Так думал я в коридоре, но не успел додумать, как явились сестры. Впереди, как полагается матери, шагала Либби. Рядом, держа ее за руку, скакала Пел. За ними следовала Брик в полном боевом облачении – размалеванная, со всеми своими цепями, браслетами и пирсингом. Все это блестело и переливалось в противном свете больничных ламп. Брик надела свою самую короткую юбку.

Пел подбежала ко мне.

– Папа уже умер? – поинтересовалась она чуть ли не с надеждой в голосе.

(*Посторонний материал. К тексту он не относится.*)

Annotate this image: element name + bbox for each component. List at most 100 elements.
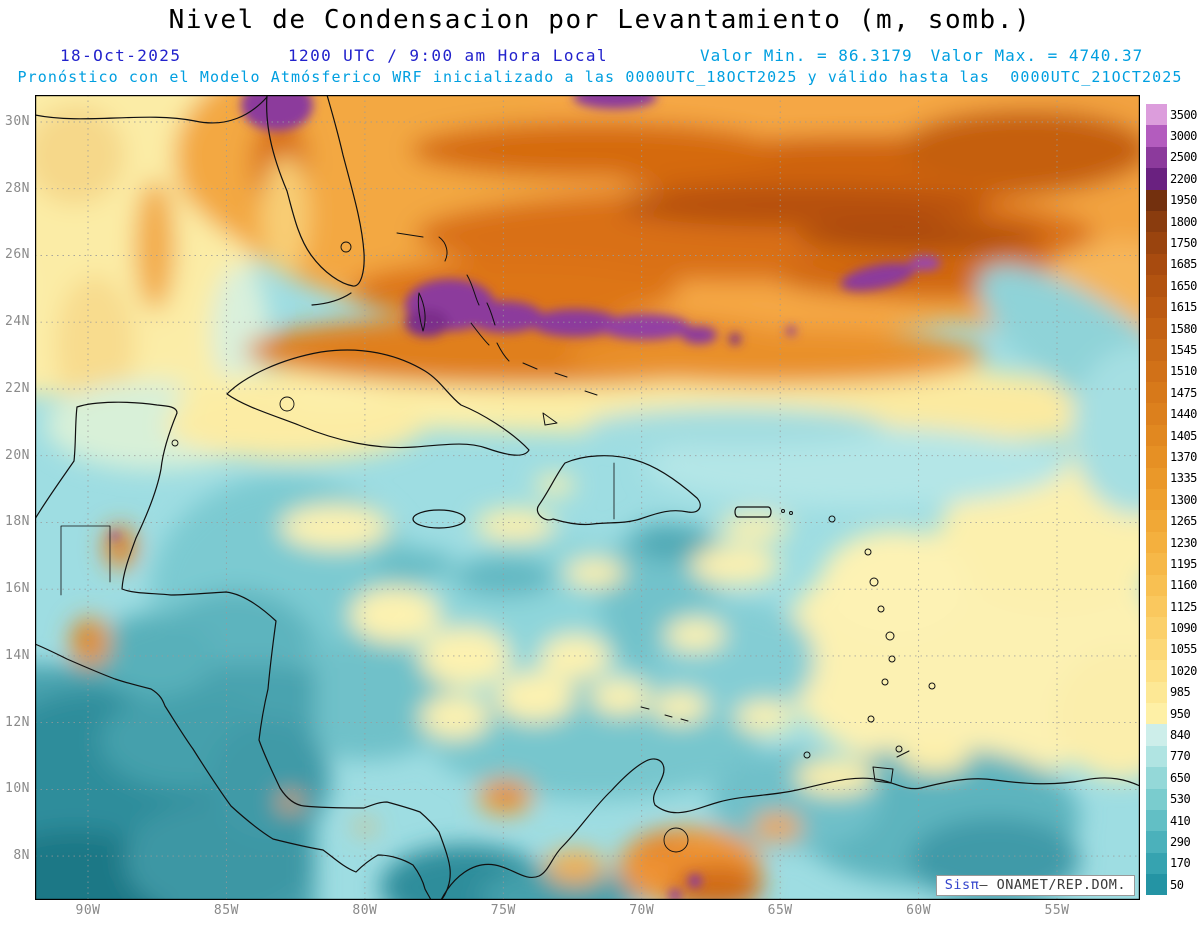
- colorbar-swatch: [1146, 125, 1167, 147]
- value-min: Valor Min. = 86.3179: [700, 46, 913, 65]
- colorbar-swatch: [1146, 189, 1167, 211]
- coastline-bahamas: [396, 232, 598, 426]
- colorbar-entry-1950: 1950: [1146, 189, 1197, 211]
- coastline-layer: [35, 95, 1140, 900]
- colorbar-label: 170: [1170, 856, 1191, 871]
- lat-tick-14N: 14N: [5, 647, 30, 663]
- colorbar-swatch: [1146, 831, 1167, 853]
- colorbar-swatch: [1146, 253, 1167, 276]
- coastline-puerto-rico: [734, 506, 772, 518]
- border-belize-guatemala: [60, 525, 111, 596]
- colorbar-label: 2500: [1170, 150, 1197, 165]
- colorbar-swatch: [1146, 317, 1167, 340]
- colorbar-label: 1090: [1170, 621, 1197, 636]
- lat-tick-10N: 10N: [5, 781, 30, 797]
- colorbar-entry-1160: 1160: [1146, 574, 1197, 596]
- page-title: Nivel de Condensacion por Levantamiento …: [168, 5, 1032, 35]
- model-info-line: Pronóstico con el Modelo Atmósferico WRF…: [17, 68, 1183, 86]
- colorbar-entry-1510: 1510: [1146, 360, 1197, 383]
- colorbar-entry-1265: 1265: [1146, 510, 1197, 532]
- colorbar-swatch: [1146, 104, 1167, 126]
- watermark: Sisπ– ONAMET/REP.DOM.: [935, 875, 1135, 896]
- colorbar-swatch: [1146, 702, 1167, 725]
- colorbar-label: 840: [1170, 728, 1191, 743]
- colorbar-label: 1440: [1170, 407, 1197, 422]
- colorbar-swatch: [1146, 553, 1167, 575]
- coastline-central-america-pacific: [35, 643, 432, 900]
- colorbar-swatch: [1146, 403, 1167, 425]
- colorbar-swatch: [1146, 660, 1167, 682]
- colorbar-swatch: [1146, 296, 1167, 318]
- lat-tick-24N: 24N: [5, 314, 30, 330]
- lat-tick-8N: 8N: [13, 848, 30, 864]
- coastline-central-america-caribbean: [35, 401, 451, 900]
- lat-tick-16N: 16N: [5, 581, 30, 597]
- map-border-frame: [35, 95, 1140, 900]
- lon-tick-80W: 80W: [352, 903, 378, 918]
- colorbar-swatch: [1146, 852, 1167, 875]
- colorbar-swatch: [1146, 574, 1167, 596]
- colorbar-entry-1230: 1230: [1146, 531, 1197, 554]
- colorbar-label: 1580: [1170, 321, 1197, 336]
- coastline-hispaniola: [536, 455, 701, 526]
- colorbar-swatch: [1146, 146, 1167, 169]
- colorbar-entry-985: 985: [1146, 681, 1197, 703]
- map-graphic: [35, 95, 1140, 900]
- colorbar-swatch: [1146, 424, 1167, 447]
- colorbar-label: 1230: [1170, 535, 1197, 550]
- colorbar-label: 1685: [1170, 257, 1197, 272]
- lat-tick-12N: 12N: [5, 714, 30, 730]
- colorbar-entry-1685: 1685: [1146, 253, 1197, 276]
- colorbar-label: 1615: [1170, 300, 1197, 315]
- colorbar-entry-2200: 2200: [1146, 168, 1197, 190]
- colorbar-entry-1650: 1650: [1146, 275, 1197, 297]
- colorbar-swatch: [1146, 382, 1167, 404]
- colorbar-swatch: [1146, 339, 1167, 361]
- lon-tick-75W: 75W: [490, 903, 516, 918]
- colorbar-label: 1160: [1170, 578, 1197, 593]
- colorbar-label: 1750: [1170, 236, 1197, 251]
- colorbar-label: 410: [1170, 813, 1191, 828]
- colorbar-swatch: [1146, 467, 1167, 490]
- lon-tick-90W: 90W: [75, 903, 101, 918]
- colorbar-label: 1650: [1170, 278, 1197, 293]
- colorbar-swatch: [1146, 510, 1167, 532]
- colorbar-label: 1055: [1170, 642, 1197, 657]
- colorbar-swatch: [1146, 275, 1167, 297]
- colorbar-label: 1020: [1170, 663, 1197, 678]
- colorbar-swatch: [1146, 724, 1167, 746]
- colorbar-label: 530: [1170, 792, 1191, 807]
- colorbar-entry-1440: 1440: [1146, 403, 1197, 425]
- colorbar-entry-50: 50: [1146, 874, 1197, 896]
- lat-tick-22N: 22N: [5, 380, 30, 396]
- colorbar-label: 770: [1170, 749, 1191, 764]
- coastline-jamaica: [412, 509, 466, 529]
- forecast-valid-time: 1200 UTC / 9:00 am Hora Local: [288, 46, 608, 65]
- colorbar-label: 1510: [1170, 364, 1197, 379]
- lat-tick-26N: 26N: [5, 247, 30, 263]
- colorbar-label: 1195: [1170, 556, 1197, 571]
- colorbar-entry-1020: 1020: [1146, 660, 1197, 682]
- colorbar-entry-1195: 1195: [1146, 553, 1197, 575]
- colorbar-label: 2200: [1170, 171, 1197, 186]
- colorbar-label: 985: [1170, 685, 1191, 700]
- lon-tick-70W: 70W: [629, 903, 655, 918]
- colorbar-swatch: [1146, 446, 1167, 468]
- colorbar-entry-1405: 1405: [1146, 424, 1197, 447]
- colorbar-label: 650: [1170, 770, 1191, 785]
- colorbar-swatch: [1146, 638, 1167, 661]
- watermark-brand: Sisπ: [944, 877, 980, 893]
- colorbar-entry-770: 770: [1146, 745, 1197, 768]
- colorbar-entry-1475: 1475: [1146, 382, 1197, 404]
- colorbar-entry-1125: 1125: [1146, 595, 1197, 618]
- colorbar-entry-1545: 1545: [1146, 339, 1197, 361]
- colorbar-swatch: [1146, 745, 1167, 768]
- isla-juventud: [279, 396, 295, 412]
- colorbar-entry-1580: 1580: [1146, 317, 1197, 340]
- colorbar-label: 1800: [1170, 214, 1197, 229]
- colorbar-entry-1090: 1090: [1146, 617, 1197, 639]
- colorbar-swatch: [1146, 617, 1167, 639]
- colorbar-label: 1475: [1170, 385, 1197, 400]
- coastline-florida-keys: [311, 292, 352, 306]
- lat-tick-28N: 28N: [5, 180, 30, 196]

Я спросил, где они так долго пропадали.

– Брик надо было нарядиться, – сообщила Пел.

– Да вы сдурели? – рассердился я. – Не в театре же!

– Знаешь, что мы сейчас видели? – вступила в разговор Брик. – Палату, где мама…

Не в силах продолжать, она сжала зубы и показала туда, откуда они пришли. Она имела в виду палату, где мама лежала перед смертью.

– Мама не умерла, она изменилась, – заявила Пел.

Такое она говорит часто. И верит в это. Мы с Либби не хотим ее разочаровывать, но Брик подобные заявления на дух не переносит.

– Да уж, довольно сильно изменилась, – желчно ответила она.

Под глазами у нее растеклась тушь.

Медбрат поманил нас в палату.

– А ну соберитесь! – приказала Либби. – Брик, держи себя в руках, Пел, веди себя нормально.

Папа сидел в постели. Рубашки на нем не было, грудь была вся заклеена проводами. На лице у него играла широкая улыбка. Будто уголки его рта были подвешены на рыболовные крючки, а сверху кто-то тянул за леску. Боже, как папа старался!

Пел тут же подскочила к нему и чмокнула в нос.

– Привет, сокровище! – сказал папа.

Либби поцеловала его в щеку и спросила:

– Ты как, ничего?

– Мне прописали лекарства, – ответил папа. – А в худшем случае сделают пластику. И тогда… – Он взглянул на медбрата.

– Ваш папа ведет не слишком здоровый образ жизни, – принялся объяснять тот. – Мы боимся, что у него забилась артерия. Она должна быть вот такой ширины. – Он раздвинул большой и указательный палец на сантиметр. – Но, возможно, она теперь такая. – Он почти соединил пальцы. – Кровь дальше не проходит, сердцу не хватает кислорода, и…

– Не будем о мрачном, – перебил его папа.